Yuan Jing merasa lehernya hampir saja bukan miliknya lagi. Ia berusaha bangkit dengan susah payah, memutar-mutar leher dan menjelaskan, “Aku tidak sengaja mengikutimu.”
Wei Renwu tertawa sinis. “Sungguh konyol, mengikuti orang ada yang sengaja dan tidak sengaja?”
Yuan Jing sadar penjelasannya kurang masuk akal, lalu ia buru-buru memperbaiki, “Maksudku, aku tidak punya niat buruk.”
Wei Renwu menatap Yuan Jing dengan saksama. Yuan Jing tak mengenakan seragam, hanya memakai kemeja dan pakaian santai. Wei Renwu pun mulai curiga. “Apa sebenarnya tujuanmu?”
Yuan Jing menjawab dengan sedikit malu, “Aku hanya... hanya sangat tertarik padamu.”
Wei Renwu mendengus, wajahnya penuh rasa muak. “Wah, maaf saja, aku tidak berminat pada laki-laki. Kau cari orang yang salah.” Usai berkata begitu, Wei Renwu hendak pergi.
Namun Yuan Jing menghadang jalannya.
“Apa? Kau mau coba makanan rumah sakit hari ini?” Wei Renwu mulai kehilangan kesabaran dan mengancam dengan kata-kata.
Yuan Jing tampak ketakutan. Hari ini sudah dua kali ia dibanting ke tanah oleh Wei Renwu. Jika sekali lagi, bisa-bisa ia benar-benar masuk rumah sakit.
Yuan Jing buru-buru berkata, “Tidak, tidak, aku hanya ingin belajar deduksi darimu.”
Wei Renwu tertawa terbahak-bahak. “Belajar deduksi padaku? Aku ini cuma mahasiswa, sementara kau polisi. Kau tidak malu?”

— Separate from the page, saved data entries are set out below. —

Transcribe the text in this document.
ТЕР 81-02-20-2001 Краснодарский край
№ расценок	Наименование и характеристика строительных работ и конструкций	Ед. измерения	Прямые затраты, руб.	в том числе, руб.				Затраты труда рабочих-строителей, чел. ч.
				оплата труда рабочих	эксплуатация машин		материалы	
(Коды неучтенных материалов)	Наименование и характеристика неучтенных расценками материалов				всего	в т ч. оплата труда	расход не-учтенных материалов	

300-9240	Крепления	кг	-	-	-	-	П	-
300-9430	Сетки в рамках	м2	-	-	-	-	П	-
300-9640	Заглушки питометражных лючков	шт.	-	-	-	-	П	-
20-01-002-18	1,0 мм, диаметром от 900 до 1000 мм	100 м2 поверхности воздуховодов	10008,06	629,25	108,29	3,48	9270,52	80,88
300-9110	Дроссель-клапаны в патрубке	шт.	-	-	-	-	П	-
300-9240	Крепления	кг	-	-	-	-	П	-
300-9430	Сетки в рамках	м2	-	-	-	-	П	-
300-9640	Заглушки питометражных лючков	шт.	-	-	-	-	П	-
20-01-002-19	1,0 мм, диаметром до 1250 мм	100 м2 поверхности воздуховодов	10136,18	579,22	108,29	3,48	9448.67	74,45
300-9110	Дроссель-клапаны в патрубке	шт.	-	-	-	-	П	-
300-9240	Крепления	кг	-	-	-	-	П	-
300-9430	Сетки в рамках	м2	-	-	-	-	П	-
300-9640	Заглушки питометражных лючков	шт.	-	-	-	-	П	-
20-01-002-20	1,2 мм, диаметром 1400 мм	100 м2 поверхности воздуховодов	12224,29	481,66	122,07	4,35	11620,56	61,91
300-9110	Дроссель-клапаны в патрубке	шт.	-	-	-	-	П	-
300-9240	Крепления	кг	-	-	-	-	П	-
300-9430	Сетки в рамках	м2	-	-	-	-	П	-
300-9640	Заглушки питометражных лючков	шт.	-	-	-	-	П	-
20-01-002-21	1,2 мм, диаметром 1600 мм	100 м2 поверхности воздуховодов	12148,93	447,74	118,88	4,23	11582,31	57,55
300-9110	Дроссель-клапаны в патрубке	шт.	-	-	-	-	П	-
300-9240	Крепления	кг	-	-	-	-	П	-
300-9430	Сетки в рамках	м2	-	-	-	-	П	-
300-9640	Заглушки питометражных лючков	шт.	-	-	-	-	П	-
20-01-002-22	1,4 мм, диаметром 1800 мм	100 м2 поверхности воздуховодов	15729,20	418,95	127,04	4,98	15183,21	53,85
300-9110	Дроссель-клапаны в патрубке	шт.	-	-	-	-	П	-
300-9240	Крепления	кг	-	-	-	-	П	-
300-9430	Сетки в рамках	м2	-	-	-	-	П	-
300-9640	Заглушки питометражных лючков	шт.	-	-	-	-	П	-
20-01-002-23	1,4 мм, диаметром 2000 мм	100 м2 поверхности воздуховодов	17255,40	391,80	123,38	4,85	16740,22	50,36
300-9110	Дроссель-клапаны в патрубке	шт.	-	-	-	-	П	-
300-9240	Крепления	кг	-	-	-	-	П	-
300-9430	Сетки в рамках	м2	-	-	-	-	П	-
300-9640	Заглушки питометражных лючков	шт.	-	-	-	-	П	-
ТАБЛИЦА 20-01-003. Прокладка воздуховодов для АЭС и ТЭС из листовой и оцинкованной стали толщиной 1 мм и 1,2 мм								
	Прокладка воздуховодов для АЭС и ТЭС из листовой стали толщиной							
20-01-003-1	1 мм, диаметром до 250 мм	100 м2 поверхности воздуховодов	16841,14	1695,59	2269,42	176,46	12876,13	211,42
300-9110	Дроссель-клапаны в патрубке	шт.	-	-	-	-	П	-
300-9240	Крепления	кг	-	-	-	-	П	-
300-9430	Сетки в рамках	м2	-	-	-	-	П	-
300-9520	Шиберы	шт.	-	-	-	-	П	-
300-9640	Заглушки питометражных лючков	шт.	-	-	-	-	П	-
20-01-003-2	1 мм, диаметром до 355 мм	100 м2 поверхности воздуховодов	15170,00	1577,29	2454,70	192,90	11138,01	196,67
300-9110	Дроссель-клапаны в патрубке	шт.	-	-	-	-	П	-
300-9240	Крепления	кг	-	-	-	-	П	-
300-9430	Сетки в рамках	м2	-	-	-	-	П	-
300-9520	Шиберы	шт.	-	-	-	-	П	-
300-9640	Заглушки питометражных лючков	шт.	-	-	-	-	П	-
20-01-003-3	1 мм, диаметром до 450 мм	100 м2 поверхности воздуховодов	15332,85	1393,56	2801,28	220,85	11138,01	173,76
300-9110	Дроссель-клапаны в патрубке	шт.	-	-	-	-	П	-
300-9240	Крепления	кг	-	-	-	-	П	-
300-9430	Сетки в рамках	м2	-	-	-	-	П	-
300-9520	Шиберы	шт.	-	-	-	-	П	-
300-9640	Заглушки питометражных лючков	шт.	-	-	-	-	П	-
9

Yuan Jing benar-benar merasa malu. “Ya, memang agak memalukan belajar deduksi pada seorang mahasiswa. Tapi aku tidak peduli apa kata orang. Aku jadi polisi karena ingin benar-benar punya kemampuan menangkap penjahat. Sayangnya, di hari pertama bekerja aku langsung sadar polisi di kantor hanyalah orang-orang yang tidak becus. Kalau aku belajar dari mereka, lama-lama aku juga akan jadi seperti mereka.”
Wei Renwu mendengus. “Orang-orang tak berguna? Kau berani bilang begitu? Kalau mereka dengar, aku jamin kau takkan bisa bertahan lama di kantor polisi.”
Yuan Jing tetap teguh pada pendiriannya. “Aku sudah bilang, aku tidak peduli. Aku hanya ingin benar-benar bisa, dan kau sudah menunjukkan kemampuan yang sesungguhnya padaku. Aku pasti ingin belajar darimu.”
Wei Renwu terdiam sejenak. Ia melihat ketulusan di mata Yuan Jing, hatinya sedikit tersentuh, tapi ia tetap menggeleng. “Ingat satu hal. Aku tidak menerima murid.”
Tidak menerima murid sama saja dengan menolak. Yuan Jing tentu kecewa, tapi ia tahu memaksa takkan membawa hasil. Kalau Wei Renwu tidak sungguh-sungguh, meski dipaksa, ia tidak akan mengajarkan apapun yang berharga.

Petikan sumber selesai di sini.